La Corte Suprema spagnola ha confermato la condanna a un anno e mezzo di interdizione dalle cariche pubbliche per il presidente della Generalitat catalana, Quim Torra, accusato di “disobbedienza” per essersi rifiutato di oscurare, durante il periodo elettorale, gli striscioni a sostegno degli indipendentisti in carcere. La sentenza porta la Catalogna a una fine anticipata della legislatura e alle elezioni che dovrebbero tenersi il 31 gennaio o il 7 febbraio del prossimo anno.

Catalogna disobbediente e Corte suprema intempestiva

Con un totale di contagi da inizio pandemia salito a quota 716.481, la più alta in Europa, la Spagna in crisi sul fronte Coronavirus verso altre rogne.

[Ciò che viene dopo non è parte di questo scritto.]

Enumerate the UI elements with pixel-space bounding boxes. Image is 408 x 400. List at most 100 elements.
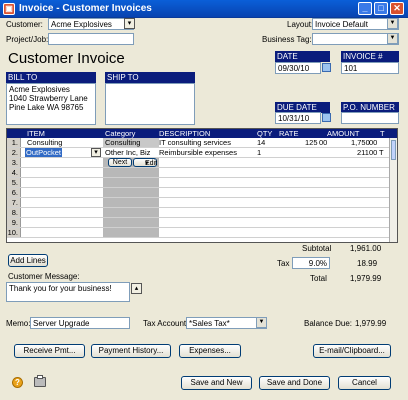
receive-payment-button[interactable]: Receive Pmt... bbox=[14, 344, 85, 358]
col-amount: AMOUNT bbox=[327, 129, 360, 138]
customer-message-label: Customer Message: bbox=[8, 272, 80, 281]
invoice-number-field[interactable]: 101 bbox=[341, 62, 399, 74]
tax-account-dropdown-icon[interactable]: ▼ bbox=[256, 317, 267, 328]
help-icon[interactable]: ? bbox=[12, 377, 23, 388]
row-number: 10. bbox=[7, 228, 21, 237]
amount-cents-cell[interactable]: 00 bbox=[369, 138, 377, 147]
edit-button[interactable]: Edit ▾ bbox=[133, 158, 157, 167]
item-cell-selected[interactable]: OutPocket bbox=[25, 148, 63, 157]
bill-to-field[interactable]: Acme Explosives 1040 Strawberry Lane Pin… bbox=[6, 83, 96, 125]
expenses-button[interactable]: Expenses... bbox=[179, 344, 241, 358]
row-number: 8. bbox=[7, 208, 21, 217]
message-dropdown-icon[interactable]: ▴ bbox=[131, 283, 142, 294]
tax-rate-field[interactable]: 9.0% bbox=[292, 257, 330, 269]
line-items-table: ITEM Category DESCRIPTION QTY RATE AMOUN… bbox=[6, 128, 398, 243]
scrollbar-thumb[interactable] bbox=[391, 140, 396, 160]
amount-cents-cell[interactable]: 00 bbox=[369, 148, 377, 157]
col-qty: QTY bbox=[257, 129, 273, 138]
cancel-button[interactable]: Cancel bbox=[338, 376, 391, 390]
rate-cents-cell[interactable]: 00 bbox=[319, 138, 327, 147]
table-row[interactable]: 3. Next Edit ▾ bbox=[7, 158, 391, 168]
category-cell[interactable]: Consulting bbox=[105, 138, 140, 147]
calendar-icon[interactable] bbox=[322, 63, 331, 72]
table-row[interactable]: 10. bbox=[7, 228, 391, 238]
category-cell[interactable]: Other Inc, Biz bbox=[105, 148, 150, 157]
bill-to-line: Pine Lake WA 98765 bbox=[9, 103, 84, 112]
item-cell[interactable]: Consulting bbox=[27, 138, 62, 147]
ship-to-field[interactable] bbox=[105, 83, 195, 125]
qty-cell[interactable]: 1 bbox=[257, 148, 261, 157]
save-and-new-button[interactable]: Save and New bbox=[181, 376, 252, 390]
close-button[interactable]: ✕ bbox=[390, 2, 404, 15]
table-row[interactable]: 4. bbox=[7, 168, 391, 178]
customer-field[interactable]: Acme Explosives bbox=[48, 18, 134, 30]
layout-select[interactable]: Invoice Default bbox=[312, 18, 399, 30]
layout-label: Layout: bbox=[287, 20, 314, 29]
qty-cell[interactable]: 14 bbox=[257, 138, 265, 147]
minimize-button[interactable]: _ bbox=[358, 2, 372, 15]
add-lines-button[interactable]: Add Lines bbox=[8, 254, 48, 267]
customer-dropdown-icon[interactable]: ▾ bbox=[124, 18, 135, 29]
description-cell[interactable]: Reimbursible expenses bbox=[159, 148, 237, 157]
row-number: 6. bbox=[7, 188, 21, 197]
table-row[interactable]: 2. OutPocket ▾ Other Inc, Biz Reimbursib… bbox=[7, 148, 391, 158]
item-dropdown-icon[interactable]: ▾ bbox=[91, 148, 101, 157]
row-number: 2. bbox=[7, 148, 21, 157]
total-label: Total bbox=[310, 274, 327, 283]
subtotal-label: Subtotal bbox=[302, 244, 332, 253]
email-clipboard-button[interactable]: E-mail/Clipboard... bbox=[313, 344, 391, 358]
col-item: ITEM bbox=[27, 129, 45, 138]
layout-dropdown-icon[interactable]: ▼ bbox=[387, 18, 398, 29]
business-tag-select[interactable] bbox=[312, 33, 399, 45]
customer-label: Customer: bbox=[6, 20, 43, 29]
total-value: 1,979.99 bbox=[350, 274, 382, 283]
date-field[interactable]: 09/30/10 bbox=[275, 62, 321, 74]
tax-value: 18.99 bbox=[357, 259, 378, 268]
app-icon: ▣ bbox=[3, 3, 15, 15]
ship-to-header: SHIP TO bbox=[105, 72, 195, 83]
row-number: 9. bbox=[7, 218, 21, 227]
row-number: 3. bbox=[7, 158, 21, 167]
project-field[interactable] bbox=[48, 33, 134, 45]
subtotal-value: 1,961.00 bbox=[350, 244, 382, 253]
calendar-icon[interactable] bbox=[322, 113, 331, 122]
maximize-button[interactable]: □ bbox=[374, 2, 388, 15]
memo-field[interactable]: Server Upgrade bbox=[30, 317, 130, 329]
col-description: DESCRIPTION bbox=[159, 129, 211, 138]
window-title: Invoice - Customer Invoices bbox=[19, 3, 152, 14]
printer-icon[interactable] bbox=[34, 375, 46, 387]
row-number: 7. bbox=[7, 198, 21, 207]
next-button[interactable]: Next bbox=[108, 158, 132, 167]
taxable-cell[interactable]: T bbox=[379, 148, 384, 157]
col-rate: RATE bbox=[279, 129, 299, 138]
business-tag-dropdown-icon[interactable]: ▼ bbox=[387, 33, 398, 44]
bill-to-header: BILL TO bbox=[6, 72, 96, 83]
table-scrollbar[interactable] bbox=[389, 138, 397, 242]
balance-due-label: Balance Due: bbox=[304, 319, 353, 328]
rate-cell[interactable]: 125 bbox=[305, 138, 318, 147]
tax-label: Tax bbox=[277, 259, 290, 268]
invoice-title: Customer Invoice bbox=[8, 50, 125, 67]
amount-cell[interactable]: 211 bbox=[357, 148, 369, 157]
payment-history-button[interactable]: Payment History... bbox=[91, 344, 171, 358]
table-row[interactable]: 6. bbox=[7, 188, 391, 198]
chevron-down-icon: ▾ bbox=[145, 160, 149, 167]
description-cell[interactable]: IT consulting services bbox=[159, 138, 231, 147]
row-number: 1. bbox=[7, 138, 21, 147]
customer-message-field[interactable]: Thank you for your business! bbox=[6, 282, 130, 302]
table-row[interactable]: 5. bbox=[7, 178, 391, 188]
po-number-field[interactable] bbox=[341, 112, 399, 124]
table-row[interactable]: 7. bbox=[7, 198, 391, 208]
table-row[interactable]: 8. bbox=[7, 208, 391, 218]
due-date-field[interactable]: 10/31/10 bbox=[275, 112, 321, 124]
business-tag-label: Business Tag: bbox=[262, 35, 312, 44]
tax-account-select[interactable]: *Sales Tax* bbox=[186, 317, 267, 329]
save-and-done-button[interactable]: Save and Done bbox=[259, 376, 330, 390]
balance-due-value: 1,979.99 bbox=[355, 319, 387, 328]
amount-cell[interactable]: 1,750 bbox=[351, 138, 370, 147]
col-category: Category bbox=[105, 129, 136, 138]
table-row[interactable]: 1. Consulting Consulting IT consulting s… bbox=[7, 138, 391, 148]
row-number: 5. bbox=[7, 178, 21, 187]
table-row[interactable]: 9. bbox=[7, 218, 391, 228]
col-taxable: T bbox=[380, 129, 385, 138]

Nella capitale Madrid, da giorni in conflitto con il governo per le restrizioni antivirus, dalla mezzanotte nuove aree, con milioni di cittadini, sono state sottoposte al divieto di movimento se non per motivi di lavoro, di studio o cure mediche, una misura comunque più blanda di quanto richiesto dal governo.
Contemporaneamente, la Corte Suprema spagnola ha confermato la condanna a un anno e mezzo di interdizione dalle cariche pubbliche per il presidente della Generalitat catalana, Quim Torra, per essersi rifiutato di oscurare, durante il periodo elettorale, gli striscioni a sostegno degli indipendentisti in carcere e nuove elezioni all’inizio del prossimo anno, pandemia permettendo. Oltre all’interdizione, Torra è stato condannato alla multa di 30.000 euro.

Catalogna, separatisti in piazza

E subito migliaia di separatisti si sono riuniti davanti ai comuni della Catalogna in segno di solidarietà con Torre, con bandiere e striscioni a favore della libertà dei membri arrestati. La concentrazione principale è stata a Piazza Sant Jaume a Barcellona, dove ci sono stati lanci di petardi e sacchi di spazzatura contro la polizia. I manifestanti hanno sfondato i cancelli di Parc de la Ciutadella per raggiungere le porte del Parlamento.
L’attuale presidente della Catalogna ha dichiarato che è questo è il momento di scegliere «tra democrazia e libertà o tra repressione e imposizione e che per il movimento indipendentista catalano resta solo una rottura democratica, pacifica e disobbediente». «Continuando a portare avanti la causa indipendentista catalana in Europa».

Il governatore catalano Quim Torra, rimosso dall’incarico

Sfida pericolosa in mascherina

In una nota stampa, la delegazione del governo catalano in Italia, «con la rimozione di un presidente assistiamo un colpo ordito dallo stato spagnolo. Oggi sono i tribunali, con la firma del Re di Spagna e del governo spagnolo, coloro che tornano a interrompere il funzionamento delle istituzioni catalane e ci portano, in piena pandemia, a una situazione precaria che questo paese non merita». Secondo le forze politiche del separatismo catalano, la decisione del Tribunale Supremo «è una prova che lo Stato spagnolo non intende abbandonare la via giudiziaria nell’affrontare la questione dell’autonomia della Catalogna, che invece è puramente politica».

Torra è il secondo presidente della Generalitat che viene fatto decadere dalle sue funzioni con un intervento dello Stato centrale, dopo il commissariamento dell’ex presidente Puigdemont, e il terzo consecutivo ad essere indagato (anche l’ex presidente Artur Mas fu condannato per disobbedienza).